Tuesday, 1 December 2015

PM seeks formal cabinet approval for Syria airstrikes before Commons debate

The prime minister is seeking the formal approval of the cabinet for airstrikes against Isis targets in Syria ahead of a 10-hour debate in the Commons on Wednesday, in which the government is almost certain to win a majority for military action.
Jeremy Corbyn’s decision to allow Labour MPs to have a free vote on whether to bomb targets in Syria will hand David Cameron a “guaranteed majority” in parliament, the former shadow home secretary David Davis has said.
The cabinet will be asked to agree to the scrapping of the weekly session of prime minister’s questions to allow the prime minister to open the debate at midday with the vote scheduled to take place at 10pm.
Corbyn will set out his opposition to the bombings when he replies to the prime minister.
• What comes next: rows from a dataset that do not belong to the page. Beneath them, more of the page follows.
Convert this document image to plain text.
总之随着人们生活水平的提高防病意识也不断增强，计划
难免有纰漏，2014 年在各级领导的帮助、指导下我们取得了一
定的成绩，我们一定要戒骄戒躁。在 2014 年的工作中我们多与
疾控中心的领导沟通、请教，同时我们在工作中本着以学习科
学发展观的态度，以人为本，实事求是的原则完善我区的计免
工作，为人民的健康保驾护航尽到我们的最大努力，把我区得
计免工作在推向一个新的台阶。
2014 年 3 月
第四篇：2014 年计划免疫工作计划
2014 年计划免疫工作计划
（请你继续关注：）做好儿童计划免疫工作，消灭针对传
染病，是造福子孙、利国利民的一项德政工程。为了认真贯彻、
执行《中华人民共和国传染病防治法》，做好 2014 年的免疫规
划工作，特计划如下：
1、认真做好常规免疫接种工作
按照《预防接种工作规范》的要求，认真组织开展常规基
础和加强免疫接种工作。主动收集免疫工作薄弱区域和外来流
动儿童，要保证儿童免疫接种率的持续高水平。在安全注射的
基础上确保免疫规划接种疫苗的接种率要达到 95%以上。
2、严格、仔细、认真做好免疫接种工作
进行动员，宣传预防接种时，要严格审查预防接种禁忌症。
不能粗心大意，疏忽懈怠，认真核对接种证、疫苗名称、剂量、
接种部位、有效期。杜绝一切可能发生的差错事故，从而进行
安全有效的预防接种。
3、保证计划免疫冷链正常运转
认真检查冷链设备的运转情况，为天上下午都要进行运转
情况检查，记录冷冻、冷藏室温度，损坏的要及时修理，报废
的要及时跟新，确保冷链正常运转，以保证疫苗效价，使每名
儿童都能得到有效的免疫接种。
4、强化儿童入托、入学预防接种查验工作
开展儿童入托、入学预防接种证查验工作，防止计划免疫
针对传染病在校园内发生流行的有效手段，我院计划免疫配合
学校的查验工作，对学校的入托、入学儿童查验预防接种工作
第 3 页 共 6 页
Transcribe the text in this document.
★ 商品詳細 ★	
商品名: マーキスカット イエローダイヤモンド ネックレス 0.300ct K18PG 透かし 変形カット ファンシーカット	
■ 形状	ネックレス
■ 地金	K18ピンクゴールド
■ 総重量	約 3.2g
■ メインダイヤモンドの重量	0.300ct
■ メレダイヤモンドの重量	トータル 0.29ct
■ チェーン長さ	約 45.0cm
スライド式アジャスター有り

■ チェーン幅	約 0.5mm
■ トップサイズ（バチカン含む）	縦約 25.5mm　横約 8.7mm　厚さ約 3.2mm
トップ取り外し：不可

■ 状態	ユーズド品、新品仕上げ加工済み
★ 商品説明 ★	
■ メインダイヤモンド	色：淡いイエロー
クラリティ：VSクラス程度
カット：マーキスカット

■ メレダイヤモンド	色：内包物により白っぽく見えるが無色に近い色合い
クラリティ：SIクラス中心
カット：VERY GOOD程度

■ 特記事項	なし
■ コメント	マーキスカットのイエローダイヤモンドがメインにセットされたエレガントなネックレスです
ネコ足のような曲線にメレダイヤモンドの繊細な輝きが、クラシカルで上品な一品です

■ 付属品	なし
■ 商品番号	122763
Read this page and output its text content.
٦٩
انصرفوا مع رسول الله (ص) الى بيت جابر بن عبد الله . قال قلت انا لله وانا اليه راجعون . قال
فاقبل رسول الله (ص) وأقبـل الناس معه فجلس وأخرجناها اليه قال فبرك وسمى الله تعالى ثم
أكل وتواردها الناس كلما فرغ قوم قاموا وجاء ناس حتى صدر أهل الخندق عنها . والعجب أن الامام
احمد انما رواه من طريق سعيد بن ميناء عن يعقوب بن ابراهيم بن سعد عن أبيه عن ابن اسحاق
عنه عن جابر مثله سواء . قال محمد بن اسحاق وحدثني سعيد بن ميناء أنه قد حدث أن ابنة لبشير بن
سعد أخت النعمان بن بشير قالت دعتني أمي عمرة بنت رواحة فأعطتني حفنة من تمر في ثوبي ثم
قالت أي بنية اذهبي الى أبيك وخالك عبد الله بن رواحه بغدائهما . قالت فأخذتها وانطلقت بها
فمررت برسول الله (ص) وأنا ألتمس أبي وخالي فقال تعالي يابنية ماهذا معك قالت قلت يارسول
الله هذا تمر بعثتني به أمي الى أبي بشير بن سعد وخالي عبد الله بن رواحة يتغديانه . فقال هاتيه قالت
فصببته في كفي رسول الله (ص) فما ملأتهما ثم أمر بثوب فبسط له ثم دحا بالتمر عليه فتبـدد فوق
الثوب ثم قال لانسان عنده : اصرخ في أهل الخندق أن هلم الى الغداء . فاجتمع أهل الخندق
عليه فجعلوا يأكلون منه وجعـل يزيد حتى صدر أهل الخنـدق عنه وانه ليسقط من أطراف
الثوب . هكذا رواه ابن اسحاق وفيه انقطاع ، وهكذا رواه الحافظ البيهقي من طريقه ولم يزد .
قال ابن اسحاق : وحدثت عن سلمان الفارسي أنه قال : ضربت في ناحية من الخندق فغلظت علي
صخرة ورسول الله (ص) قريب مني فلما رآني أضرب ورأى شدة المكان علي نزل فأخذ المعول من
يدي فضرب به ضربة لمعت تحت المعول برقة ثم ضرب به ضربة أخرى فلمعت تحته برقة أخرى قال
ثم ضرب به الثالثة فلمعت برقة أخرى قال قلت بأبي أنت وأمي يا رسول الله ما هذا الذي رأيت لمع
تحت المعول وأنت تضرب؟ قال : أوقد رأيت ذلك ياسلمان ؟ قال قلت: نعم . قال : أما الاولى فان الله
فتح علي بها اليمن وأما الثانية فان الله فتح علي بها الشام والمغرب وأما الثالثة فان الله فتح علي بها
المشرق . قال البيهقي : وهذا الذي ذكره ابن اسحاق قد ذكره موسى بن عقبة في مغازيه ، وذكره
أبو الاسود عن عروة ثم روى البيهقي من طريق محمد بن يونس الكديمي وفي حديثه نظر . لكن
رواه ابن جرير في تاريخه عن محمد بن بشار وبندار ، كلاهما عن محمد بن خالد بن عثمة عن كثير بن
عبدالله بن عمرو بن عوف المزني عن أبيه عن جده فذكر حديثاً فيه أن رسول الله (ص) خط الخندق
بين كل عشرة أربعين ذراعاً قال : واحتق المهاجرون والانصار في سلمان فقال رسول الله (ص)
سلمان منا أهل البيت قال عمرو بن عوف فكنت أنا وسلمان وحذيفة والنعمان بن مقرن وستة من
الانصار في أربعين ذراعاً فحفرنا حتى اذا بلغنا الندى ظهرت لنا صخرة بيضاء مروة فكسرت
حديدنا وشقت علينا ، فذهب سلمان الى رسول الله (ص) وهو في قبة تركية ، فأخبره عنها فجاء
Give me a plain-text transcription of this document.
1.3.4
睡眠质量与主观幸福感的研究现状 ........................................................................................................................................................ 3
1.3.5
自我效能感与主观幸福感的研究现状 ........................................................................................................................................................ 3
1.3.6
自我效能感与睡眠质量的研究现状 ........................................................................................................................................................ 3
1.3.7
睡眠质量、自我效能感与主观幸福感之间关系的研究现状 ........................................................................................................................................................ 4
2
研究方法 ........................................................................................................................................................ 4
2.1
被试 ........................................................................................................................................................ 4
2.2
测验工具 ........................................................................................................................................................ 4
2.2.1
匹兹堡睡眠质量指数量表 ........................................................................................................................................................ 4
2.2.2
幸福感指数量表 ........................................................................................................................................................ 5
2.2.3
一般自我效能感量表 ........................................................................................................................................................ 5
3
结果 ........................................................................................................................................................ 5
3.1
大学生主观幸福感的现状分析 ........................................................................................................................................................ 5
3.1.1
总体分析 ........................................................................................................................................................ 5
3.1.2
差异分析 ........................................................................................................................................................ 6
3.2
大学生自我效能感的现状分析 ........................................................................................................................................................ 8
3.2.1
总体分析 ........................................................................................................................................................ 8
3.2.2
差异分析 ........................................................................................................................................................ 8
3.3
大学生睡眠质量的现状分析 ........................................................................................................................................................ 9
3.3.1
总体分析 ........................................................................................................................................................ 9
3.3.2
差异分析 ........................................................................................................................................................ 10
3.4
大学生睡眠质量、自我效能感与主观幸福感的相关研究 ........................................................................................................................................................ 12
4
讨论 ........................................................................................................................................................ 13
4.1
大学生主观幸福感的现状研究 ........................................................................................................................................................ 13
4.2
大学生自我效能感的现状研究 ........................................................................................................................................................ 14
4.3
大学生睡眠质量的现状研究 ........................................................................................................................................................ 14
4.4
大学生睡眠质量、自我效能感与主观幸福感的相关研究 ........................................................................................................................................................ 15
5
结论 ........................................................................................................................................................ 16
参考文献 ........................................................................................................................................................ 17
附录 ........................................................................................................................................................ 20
But Labour divisions will be highlighted when Hilary Benn, the shadow foreign secretary, who supports the bombing, winds up for Labour at about 9.30pm. Philip Hammond, the foreign secretary, is expected to conclude for the government.
Davis, who will be among a small number of Conservative MPs to vote with Corbyn in opposing airstrikes, said the Labour leader’s decision to allow his MPs to have a free vote has guaranteed the prime minister victory. 
The former shadow home secretary told the Today programme on BBC Radio 4: “The thing that has triggered this has been Jeremy Corbyn’s decision to have a free vote on this, Labour party disunity. However you want to put it, that’s what’s given David Cameron a guaranteed majority. He [Corbyn] is new politics in at least one sense: he is giving everybody the right to [have a] say. Frankly, to be honest, this is a matter of life and death. You can’t whip an issue like this.”
The Tory whips are confident that they have substantially reduced the number of Tory rebels who voted against airstrikes against Bashar al-Assad in August 2013 to well below 20.
The Tory rebels are likely to be strongly outweighed by as many as 60 Labour MPs who are prepared to vote in favour of airstrikes.
But Clive Lewis, a shadow frontbencher who is a strong Corbyn supporter, warned that Labour MPs who vote with the government will face reprisals if the airstrikes lead to more terrorist attacks. Lewis told the Today programme: “If there are members of the PLP that want to bomb in Syria and vote with the Tories, then on their heads be it.